Агнеша оцепенело стояла посреди избы. В прямоугольнике отворенной двери она видела дорогу и пашни, посреди которых зелеными островками выделялись сады богатых усадеб. Она видела эти усадьбы не впервые, но только теперь женщина поняла, что они всю жизнь загораживали от ее семьи солнце и счастье…

… С этого дня жизнь Мотеюса резко переменилась. Множество дел легло на его плечи: вывозка леса, вспашка пустовавших, брошенных хозяевами, земель, забота о неимущих новосёлах. Одному надо лошадь дать, другому раздобыть корову, а у третьего вовсе ничего нет, — вернулся из армии с вещевым мешком.

Мотеюс вместе с Урнежюкасом ходил по деревне, — советовал, распоряжался и не видел конца своим хлопотам. Едва управлялся он с одним делом, как сразу сваливалась другая забота.

А бывшие богачи-хуторяне только о том и помышляли, чтобы как-нибудь перехитрить Мотеюса. Стоило, например, объявить государственные поставки молока, кулаки немедленно начинали плести всякую несуразицу: один бормочет, что у него еще перед пасхой пала корова, другой доказывает, что коровы, которые стоят в хлеву, принадлежат не ему, а тетке или тестю. И все при этом ласкаются к старику: один под ручку берет, другой в горницу тащит, а третий к столу приглашает.

Но Мотеюс знал: только сядь с богатеем за стол — и рука твоя уже подмаслена, ты уже не председатель, а тряпка. Нет, лучше подальше от такого непрошенного почета!

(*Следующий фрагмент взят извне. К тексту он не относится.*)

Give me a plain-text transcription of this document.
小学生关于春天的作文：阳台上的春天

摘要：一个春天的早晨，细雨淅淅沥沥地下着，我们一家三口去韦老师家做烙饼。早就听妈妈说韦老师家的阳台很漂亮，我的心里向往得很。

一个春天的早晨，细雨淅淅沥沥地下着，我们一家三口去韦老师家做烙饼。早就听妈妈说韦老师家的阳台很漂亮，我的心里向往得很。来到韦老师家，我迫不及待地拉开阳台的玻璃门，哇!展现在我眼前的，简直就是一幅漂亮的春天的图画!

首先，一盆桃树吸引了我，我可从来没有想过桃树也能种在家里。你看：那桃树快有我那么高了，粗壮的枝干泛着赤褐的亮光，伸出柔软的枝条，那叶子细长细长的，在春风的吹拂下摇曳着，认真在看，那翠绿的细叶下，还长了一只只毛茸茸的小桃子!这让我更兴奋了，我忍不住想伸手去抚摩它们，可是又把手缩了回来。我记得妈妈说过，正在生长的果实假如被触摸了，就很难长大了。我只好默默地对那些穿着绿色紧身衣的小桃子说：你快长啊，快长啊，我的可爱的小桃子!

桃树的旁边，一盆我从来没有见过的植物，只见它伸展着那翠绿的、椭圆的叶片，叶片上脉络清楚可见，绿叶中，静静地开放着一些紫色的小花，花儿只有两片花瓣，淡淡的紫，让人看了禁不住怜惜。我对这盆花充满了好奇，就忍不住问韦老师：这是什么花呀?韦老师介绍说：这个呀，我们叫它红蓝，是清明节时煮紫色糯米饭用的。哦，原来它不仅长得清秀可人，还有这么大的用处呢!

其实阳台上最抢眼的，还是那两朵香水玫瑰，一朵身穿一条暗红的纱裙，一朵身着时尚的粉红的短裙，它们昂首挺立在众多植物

А потом, позвольте вас спросить, где же вы раньше-то были, паны-хозяева, и почему в прежнее время вы и смотреть-то не хотели на батрака Мотеюса? Ну вот, то-то же! Нет, не из любви, не из уважения расстилаетесь вы передо мной! Да дай вам только волю, — вы бы всех батраков на вилы подняли… Сейчас вы на задних лапках пляшете и умильно поете: «Ах, да разве не хватит нам земли, пусть и другие обрабатывают»… А стоит только Мотеюсу с запинкой бумагу прочесть или ученое слово не по правилу вымолвить, и у вас во взоре насмешечка видна: «Дескать, что же этот дурачок разоряется, шел бы лучше нам навоз возить»…

Ни единого зернышка, ни одной капли молока не уступил кулакам Мотеюс, первым в волости выполнивший план государственных поставок. Он видел, как следят за ним злобные глаза, как паны-хозяйчики дрожащими от ненависти руками принимают повестки и разные распоряжения. И он не удивился, когда однажды ночью к двери его хаты прикололи записку с угрозой расправиться с ним, если он подобру-поздорову не уберется из деревни.

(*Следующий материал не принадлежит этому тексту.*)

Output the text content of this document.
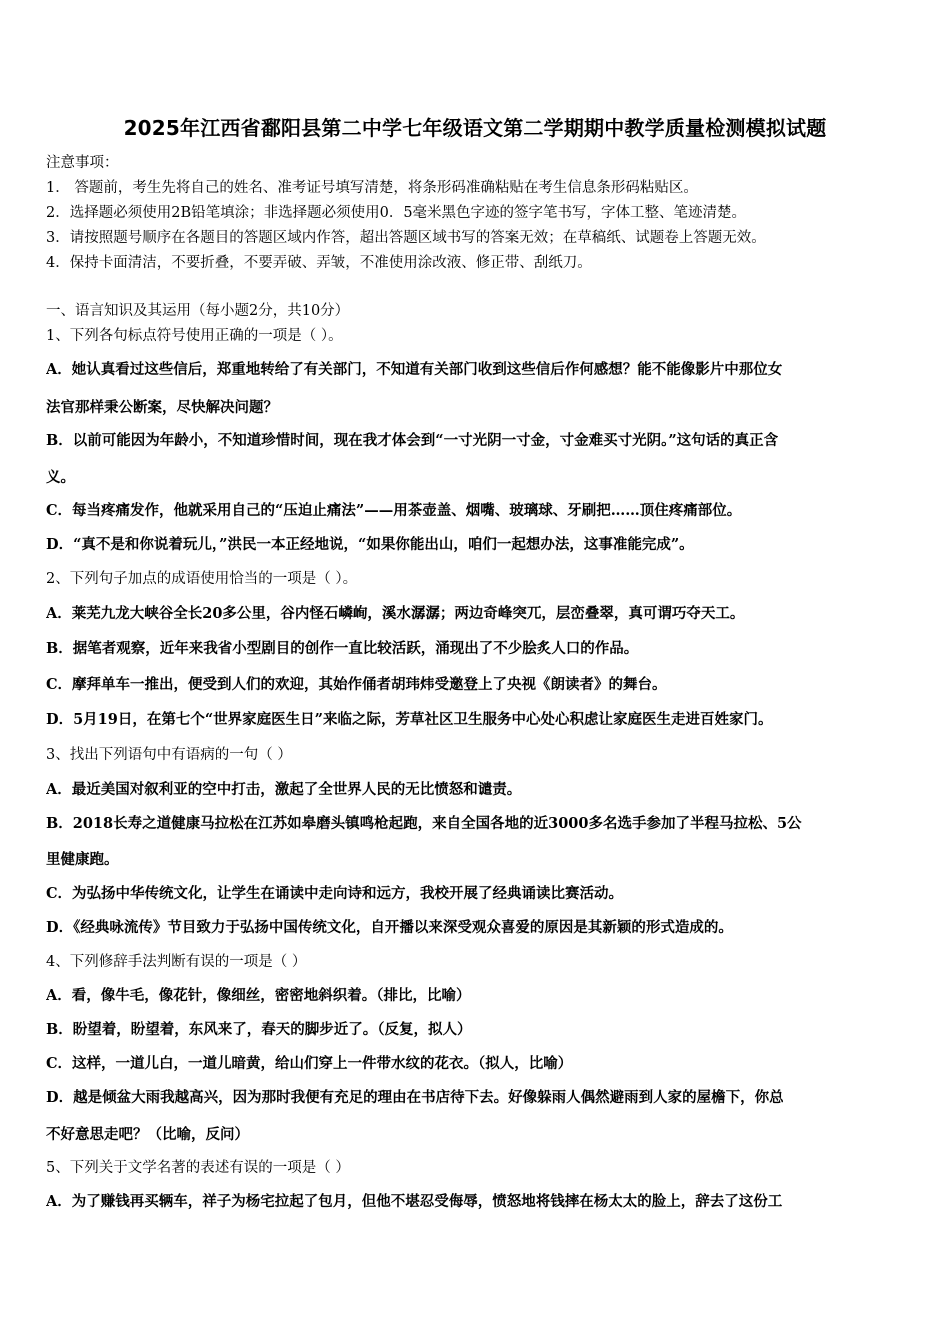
2025年江西省鄱阳县第二中学七年级语文第二学期期中教学质量检测模拟试题
注意事项：
1． 答题前，考生先将自己的姓名、准考证号填写清楚，将条形码准确粘贴在考生信息条形码粘贴区。
2．选择题必须使用2B铅笔填涂；非选择题必须使用0．5毫米黑色字迹的签字笔书写，字体工整、笔迹清楚。
3．请按照题号顺序在各题目的答题区域内作答，超出答题区域书写的答案无效；在草稿纸、试题卷上答题无效。
4．保持卡面清洁，不要折叠，不要弄破、弄皱，不准使用涂改液、修正带、刮纸刀。
一、语言知识及其运用（每小题2分，共10分）
1、下列各句标点符号使用正确的一项是（ ）。
A．她认真看过这些信后，郑重地转给了有关部门，不知道有关部门收到这些信后作何感想？能不能像影片中那位女
法官那样秉公断案，尽快解决问题？
B．以前可能因为年龄小，不知道珍惜时间，现在我才体会到“一寸光阴一寸金，寸金难买寸光阴。”这句话的真正含
义。
C．每当疼痛发作，他就采用自己的“压迫止痛法”——用茶壶盖、烟嘴、玻璃球、牙刷把……顶住疼痛部位。
D．“真不是和你说着玩儿，”洪民一本正经地说，“如果你能出山，咱们一起想办法，这事准能完成”。
2、下列句子加点的成语使用恰当的一项是（ ）。
A．莱芜九龙大峡谷全长20多公里，谷内怪石嶙峋，溪水潺潺；两边奇峰突兀，层峦叠翠，真可谓巧夺天工。
B．据笔者观察，近年来我省小型剧目的创作一直比较活跃，涌现出了不少脍炙人口的作品。
C．摩拜单车一推出，便受到人们的欢迎，其始作俑者胡玮炜受邀登上了央视《朗读者》的舞台。
D．5月19日，在第七个“世界家庭医生日”来临之际，芳草社区卫生服务中心处心积虑让家庭医生走进百姓家门。
3、找出下列语句中有语病的一句（ ）
A．最近美国对叙利亚的空中打击，激起了全世界人民的无比愤怒和谴责。
B．2018长寿之道健康马拉松在江苏如皋磨头镇鸣枪起跑，来自全国各地的近3000多名选手参加了半程马拉松、5公
里健康跑。
C．为弘扬中华传统文化，让学生在诵读中走向诗和远方，我校开展了经典诵读比赛活动。
D．《经典咏流传》节目致力于弘扬中国传统文化，自开播以来深受观众喜爱的原因是其新颖的形式造成的。
4、下列修辞手法判断有误的一项是（ ）
A．看，像牛毛，像花针，像细丝，密密地斜织着。（排比，比喻）
B．盼望着，盼望着，东风来了，春天的脚步近了。（反复，拟人）
C．这样，一道儿白，一道儿暗黄，给山们穿上一件带水纹的花衣。（拟人，比喻）
D．越是倾盆大雨我越高兴，因为那时我便有充足的理由在书店待下去。好像躲雨人偶然避雨到人家的屋檐下，你总
不好意思走吧？（比喻，反问）
5、下列关于文学名著的表述有误的一项是（ ）
A．为了赚钱再买辆车，祥子为杨宅拉起了包月，但他不堪忍受侮辱，愤怒地将钱摔在杨太太的脸上，辞去了这份工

Вскоре последовало второе предупреждение: как-то раз, возвращаясь поутру из волости, где ему довелось переночевать, Мотеюс свернул с большака на свой участок и тотчас же заметил довольно изрядную полянку, вытоптанную в яровом посеве. Посреди полянки белел скомканный газетный лист, рядом валялся окурок, разбухший от росы.

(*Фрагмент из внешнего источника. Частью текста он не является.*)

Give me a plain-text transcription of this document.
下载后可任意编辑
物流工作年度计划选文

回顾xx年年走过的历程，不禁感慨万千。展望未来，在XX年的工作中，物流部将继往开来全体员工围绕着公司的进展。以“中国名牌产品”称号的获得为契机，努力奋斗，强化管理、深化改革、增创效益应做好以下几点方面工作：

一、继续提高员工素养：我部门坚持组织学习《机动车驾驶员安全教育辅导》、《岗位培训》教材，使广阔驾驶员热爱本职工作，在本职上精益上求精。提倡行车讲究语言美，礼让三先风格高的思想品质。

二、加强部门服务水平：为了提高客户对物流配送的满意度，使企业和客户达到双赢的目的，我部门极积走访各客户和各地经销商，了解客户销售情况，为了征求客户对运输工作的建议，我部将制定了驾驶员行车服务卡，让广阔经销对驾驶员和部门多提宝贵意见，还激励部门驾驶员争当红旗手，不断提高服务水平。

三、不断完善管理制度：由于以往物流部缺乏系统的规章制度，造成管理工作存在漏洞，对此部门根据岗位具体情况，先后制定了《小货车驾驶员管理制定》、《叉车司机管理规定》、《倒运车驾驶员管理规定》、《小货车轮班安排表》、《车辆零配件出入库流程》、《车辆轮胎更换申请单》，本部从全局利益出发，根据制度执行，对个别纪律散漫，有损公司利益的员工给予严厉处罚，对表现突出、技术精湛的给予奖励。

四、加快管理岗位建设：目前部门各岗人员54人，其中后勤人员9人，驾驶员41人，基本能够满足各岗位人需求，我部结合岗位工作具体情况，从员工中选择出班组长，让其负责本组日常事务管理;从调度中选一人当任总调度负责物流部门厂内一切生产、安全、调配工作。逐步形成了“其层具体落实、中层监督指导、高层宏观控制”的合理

— Так, так! — сказал Мотеюс. — Здесь двуногий волк побывал. — И, охватив взглядом полянку, раздумчиво добавил: — И, должно быть, не один.

Придя домой, он разыскал доски и заколотил окно, выходившее во двор, а супружескую постель, ни слова не говоря жене, перенес в закуток, за печку.

С этого дня он стал поджидать врагов.

Мотеюс не боялся лихой смерти, какой умер его сын, он чувствовал глубокую справедливость своей работы и жизни, — это помогало ему жить без страха.

Как-то ночью Мотеюс проснулся от подозрительного шума. Быстро сев на кровати, он прислушался.

Жена спала или притворялась спящей: в последнее время она жаловалась, что сон у нее «заячий». На этот раз она, кажется, действительно спала.

Ночью прошел сильный, но недолгий дождь, и Мотеюс чувствовал его пахучую влажность.

Поднявшись с постели, старик подошел к окну, осторожно выглянул и сразу увидел человека, подходившего к хлеву. От реки по направлению к дому двигалось еще несколько человек. Они шли цепью, и, когда поравнялись с забором, Мотеюс услышал треск. Он подумал сначала, что ночные посетители принялись разбирать забор, но тут же осознал ошибку: нет, это стучали в дверь.

Старик отскочил к печи, нащупал гранаты, сунул их за пазуху.

Агнеша проснулась. Она стояла у постели в одной рубахе, тихо постанывая.

У Мотеюса не было времени для утешительных слов: в дверь ломились с возраставшей настойчивостью.

Зарядив винтовку, Мотеюс встал за углом печи и принялся оттуда наблюдать за единственным не заколоченным, но закрытым ставней окном.

За дверью слышался негромкий говор.

«Честные люди по имени бы окликнули», — подумал старик и в ту же минуту услышал голос, который негромко назвал его имя.

Мотеюс шагнул уже к двери, но тут же остановился: звякнуло разбитое стекло, ставня дернулась от удара, и струя свежего воздуха вместе с острым запахом мокрой травы и вспышкой огня ворвалась внутрь избы.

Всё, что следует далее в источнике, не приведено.